Its care of the 11,000 inmates at New York City’s Rikers Island is under “comprehensive review” by officials, who say they are concerned about problems including at least 16 deaths since 2009, reports the Tribune.

Arizona hired Corizon last year to replace Wexford Health Sources Inc., after its care came under fire. But an advocacy group warned that “if anything, things have gotten worse” in state prisons. Arizona and the ACLU recently reached a settlement calling for more monitoring of inmate care.
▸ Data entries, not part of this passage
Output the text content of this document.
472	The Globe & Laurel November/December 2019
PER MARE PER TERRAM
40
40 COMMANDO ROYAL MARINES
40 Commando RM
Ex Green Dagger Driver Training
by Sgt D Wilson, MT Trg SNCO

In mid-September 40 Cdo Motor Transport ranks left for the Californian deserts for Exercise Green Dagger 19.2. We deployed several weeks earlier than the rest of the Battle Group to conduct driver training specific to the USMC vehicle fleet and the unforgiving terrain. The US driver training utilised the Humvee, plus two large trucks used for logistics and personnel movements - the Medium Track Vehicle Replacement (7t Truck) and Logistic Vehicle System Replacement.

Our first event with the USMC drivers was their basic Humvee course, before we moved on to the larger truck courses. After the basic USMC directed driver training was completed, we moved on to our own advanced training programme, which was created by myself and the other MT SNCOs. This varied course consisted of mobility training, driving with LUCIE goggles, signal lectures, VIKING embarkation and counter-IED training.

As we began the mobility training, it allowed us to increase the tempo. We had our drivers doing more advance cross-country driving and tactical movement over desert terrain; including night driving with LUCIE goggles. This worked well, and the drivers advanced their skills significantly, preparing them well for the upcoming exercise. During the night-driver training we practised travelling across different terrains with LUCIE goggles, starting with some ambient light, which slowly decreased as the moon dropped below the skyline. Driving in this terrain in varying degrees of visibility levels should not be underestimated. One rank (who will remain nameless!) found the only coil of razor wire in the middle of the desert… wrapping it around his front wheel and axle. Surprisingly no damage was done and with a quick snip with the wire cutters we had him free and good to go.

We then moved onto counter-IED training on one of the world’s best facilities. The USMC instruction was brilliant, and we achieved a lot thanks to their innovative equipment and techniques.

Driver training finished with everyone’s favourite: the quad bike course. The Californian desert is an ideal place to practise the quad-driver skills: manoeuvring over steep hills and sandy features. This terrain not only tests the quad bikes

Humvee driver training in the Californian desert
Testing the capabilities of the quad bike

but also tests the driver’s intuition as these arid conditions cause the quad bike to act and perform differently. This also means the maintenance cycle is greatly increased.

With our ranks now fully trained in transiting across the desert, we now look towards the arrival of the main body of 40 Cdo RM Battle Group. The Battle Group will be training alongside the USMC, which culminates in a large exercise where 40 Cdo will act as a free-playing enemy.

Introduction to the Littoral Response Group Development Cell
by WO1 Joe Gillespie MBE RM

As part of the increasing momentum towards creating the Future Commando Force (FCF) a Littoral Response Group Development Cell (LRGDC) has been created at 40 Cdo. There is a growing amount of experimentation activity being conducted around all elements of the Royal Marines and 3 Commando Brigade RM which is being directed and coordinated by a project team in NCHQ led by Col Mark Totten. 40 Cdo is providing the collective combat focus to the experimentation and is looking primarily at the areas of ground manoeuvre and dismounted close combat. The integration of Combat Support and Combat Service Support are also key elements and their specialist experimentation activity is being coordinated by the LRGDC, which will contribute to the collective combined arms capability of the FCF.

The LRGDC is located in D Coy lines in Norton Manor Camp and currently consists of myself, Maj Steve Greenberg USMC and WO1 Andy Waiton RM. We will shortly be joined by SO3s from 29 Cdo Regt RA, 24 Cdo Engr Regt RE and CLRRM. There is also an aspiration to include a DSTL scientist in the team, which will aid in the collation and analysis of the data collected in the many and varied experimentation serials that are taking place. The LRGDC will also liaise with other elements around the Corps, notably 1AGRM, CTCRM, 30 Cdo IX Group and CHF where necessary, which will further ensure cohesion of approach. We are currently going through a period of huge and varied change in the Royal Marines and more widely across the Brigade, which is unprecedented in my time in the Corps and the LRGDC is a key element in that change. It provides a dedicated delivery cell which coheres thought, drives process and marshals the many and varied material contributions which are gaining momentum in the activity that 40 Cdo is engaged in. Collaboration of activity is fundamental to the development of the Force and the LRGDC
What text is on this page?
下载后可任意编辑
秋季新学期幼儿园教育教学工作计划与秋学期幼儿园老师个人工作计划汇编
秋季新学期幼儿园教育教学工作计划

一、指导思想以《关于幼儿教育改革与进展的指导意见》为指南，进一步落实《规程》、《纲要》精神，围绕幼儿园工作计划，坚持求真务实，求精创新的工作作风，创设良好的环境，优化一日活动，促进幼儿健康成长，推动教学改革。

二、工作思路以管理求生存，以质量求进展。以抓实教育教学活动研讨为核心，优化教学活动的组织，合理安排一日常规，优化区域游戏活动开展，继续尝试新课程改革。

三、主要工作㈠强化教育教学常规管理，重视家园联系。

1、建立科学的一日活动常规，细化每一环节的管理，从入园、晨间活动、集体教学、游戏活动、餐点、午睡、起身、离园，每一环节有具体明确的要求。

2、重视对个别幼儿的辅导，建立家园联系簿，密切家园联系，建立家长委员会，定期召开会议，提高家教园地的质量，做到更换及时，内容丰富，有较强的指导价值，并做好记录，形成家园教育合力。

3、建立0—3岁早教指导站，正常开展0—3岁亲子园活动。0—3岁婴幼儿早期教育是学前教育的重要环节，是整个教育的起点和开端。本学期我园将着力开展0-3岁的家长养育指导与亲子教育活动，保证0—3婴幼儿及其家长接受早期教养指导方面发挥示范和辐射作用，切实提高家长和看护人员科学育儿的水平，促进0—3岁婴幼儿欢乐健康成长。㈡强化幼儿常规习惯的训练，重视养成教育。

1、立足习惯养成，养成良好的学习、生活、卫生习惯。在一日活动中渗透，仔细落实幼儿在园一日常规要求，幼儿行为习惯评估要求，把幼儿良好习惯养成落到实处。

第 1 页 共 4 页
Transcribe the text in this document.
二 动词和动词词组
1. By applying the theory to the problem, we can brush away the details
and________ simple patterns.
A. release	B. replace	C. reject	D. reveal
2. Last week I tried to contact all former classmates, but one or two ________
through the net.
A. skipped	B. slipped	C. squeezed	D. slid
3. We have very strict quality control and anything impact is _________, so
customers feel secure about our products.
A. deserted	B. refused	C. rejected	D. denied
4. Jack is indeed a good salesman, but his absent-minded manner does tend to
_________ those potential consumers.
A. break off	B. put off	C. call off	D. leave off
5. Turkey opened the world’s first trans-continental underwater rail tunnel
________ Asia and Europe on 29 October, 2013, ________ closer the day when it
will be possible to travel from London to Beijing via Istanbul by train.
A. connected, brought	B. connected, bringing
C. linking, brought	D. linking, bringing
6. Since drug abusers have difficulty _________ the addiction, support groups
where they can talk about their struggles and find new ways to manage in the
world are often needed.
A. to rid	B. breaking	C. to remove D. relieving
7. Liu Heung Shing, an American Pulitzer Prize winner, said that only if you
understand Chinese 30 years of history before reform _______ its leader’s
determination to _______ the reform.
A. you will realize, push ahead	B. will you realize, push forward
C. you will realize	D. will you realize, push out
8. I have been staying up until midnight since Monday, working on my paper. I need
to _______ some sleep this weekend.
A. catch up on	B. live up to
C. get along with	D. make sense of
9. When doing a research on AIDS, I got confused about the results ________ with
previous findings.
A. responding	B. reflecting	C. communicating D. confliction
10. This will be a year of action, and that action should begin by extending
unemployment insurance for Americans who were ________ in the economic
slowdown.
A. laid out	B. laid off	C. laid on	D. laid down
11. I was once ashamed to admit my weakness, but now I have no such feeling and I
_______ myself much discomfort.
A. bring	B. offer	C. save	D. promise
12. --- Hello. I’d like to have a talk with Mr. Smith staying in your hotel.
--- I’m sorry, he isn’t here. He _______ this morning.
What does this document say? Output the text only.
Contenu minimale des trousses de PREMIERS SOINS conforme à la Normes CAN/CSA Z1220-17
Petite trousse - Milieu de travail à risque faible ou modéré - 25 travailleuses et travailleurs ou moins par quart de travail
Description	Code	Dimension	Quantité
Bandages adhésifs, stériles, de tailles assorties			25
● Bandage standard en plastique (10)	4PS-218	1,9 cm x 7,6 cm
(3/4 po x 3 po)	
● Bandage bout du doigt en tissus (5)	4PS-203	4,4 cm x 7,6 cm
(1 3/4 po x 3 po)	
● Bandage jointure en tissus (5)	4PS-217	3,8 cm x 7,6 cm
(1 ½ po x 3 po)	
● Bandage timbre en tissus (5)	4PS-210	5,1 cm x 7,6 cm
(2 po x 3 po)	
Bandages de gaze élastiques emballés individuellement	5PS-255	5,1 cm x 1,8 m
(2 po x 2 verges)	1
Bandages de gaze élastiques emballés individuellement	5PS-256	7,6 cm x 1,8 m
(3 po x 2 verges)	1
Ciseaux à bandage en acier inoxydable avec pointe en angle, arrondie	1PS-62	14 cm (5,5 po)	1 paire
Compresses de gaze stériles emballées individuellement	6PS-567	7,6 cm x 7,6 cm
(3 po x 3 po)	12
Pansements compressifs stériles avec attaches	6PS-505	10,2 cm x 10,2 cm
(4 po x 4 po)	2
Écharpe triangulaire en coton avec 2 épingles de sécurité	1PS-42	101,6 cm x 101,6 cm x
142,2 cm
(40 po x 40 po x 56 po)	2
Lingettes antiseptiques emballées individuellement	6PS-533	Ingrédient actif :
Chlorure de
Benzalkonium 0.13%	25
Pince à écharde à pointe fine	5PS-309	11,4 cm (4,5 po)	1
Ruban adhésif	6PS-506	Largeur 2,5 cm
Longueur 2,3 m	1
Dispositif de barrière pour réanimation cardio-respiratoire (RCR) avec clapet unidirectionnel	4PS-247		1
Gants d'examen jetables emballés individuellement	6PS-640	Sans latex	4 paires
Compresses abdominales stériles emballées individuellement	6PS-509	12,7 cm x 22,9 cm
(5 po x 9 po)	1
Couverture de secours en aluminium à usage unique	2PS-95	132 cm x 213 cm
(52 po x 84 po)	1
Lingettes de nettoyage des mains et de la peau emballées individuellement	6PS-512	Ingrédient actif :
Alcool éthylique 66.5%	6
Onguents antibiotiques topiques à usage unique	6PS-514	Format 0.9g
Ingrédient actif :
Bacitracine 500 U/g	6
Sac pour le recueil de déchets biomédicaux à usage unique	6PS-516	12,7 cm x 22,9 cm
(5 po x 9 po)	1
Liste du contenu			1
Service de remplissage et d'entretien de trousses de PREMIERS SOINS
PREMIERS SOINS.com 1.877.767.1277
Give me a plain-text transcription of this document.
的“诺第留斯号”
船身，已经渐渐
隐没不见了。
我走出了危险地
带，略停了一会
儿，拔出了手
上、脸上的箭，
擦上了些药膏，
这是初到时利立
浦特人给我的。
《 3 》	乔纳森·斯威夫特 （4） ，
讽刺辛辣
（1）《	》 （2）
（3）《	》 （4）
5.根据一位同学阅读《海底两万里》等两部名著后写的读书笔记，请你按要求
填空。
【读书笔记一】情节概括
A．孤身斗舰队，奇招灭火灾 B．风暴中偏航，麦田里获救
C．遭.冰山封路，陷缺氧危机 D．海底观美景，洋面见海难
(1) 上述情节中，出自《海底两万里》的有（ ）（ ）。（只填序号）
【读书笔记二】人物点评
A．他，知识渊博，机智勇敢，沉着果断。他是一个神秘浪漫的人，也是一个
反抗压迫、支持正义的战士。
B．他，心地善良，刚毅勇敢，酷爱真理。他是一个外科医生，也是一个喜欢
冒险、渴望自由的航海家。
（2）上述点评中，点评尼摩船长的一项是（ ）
Meanwhile Corizon has lost longstanding prison contracts in Minnesota, Maine, Maryland, Tennessee and Pennsylvania since 2012. Auditors in three states documented problems, including slowness to address inmates’ urgent requests for off-site care and poor record-keeping.

In October, Volusia County, Florida, officials questioned Corizon executives about lawsuits and its financial stability before voting unanimously to switch contractors. The hearing was held in the shadow of a lawsuit filed locally by the family of Tracy Veira, an inmate who choked to death in 2009 in a cell where she was supposed to be under watch while detoxing from painkillers.

A nurse working for one of the companies that merged to form Corizon saw an ailing Veira in the jail’s clinic the afternoon before she died. She told a supervisor the inmate looked like she needed hospitalization, but that Veira was instead sent back to her cell, according to an affidavit filed in the case.

When the commissioners questioned Corizon’s executives, there was no mention of Veira. But Commissioner Deb Denys said she was mindful of the case, scheduled for a July trial.

“I think everybody was,” Denys said. “Sometimes you don’t state the obvious.”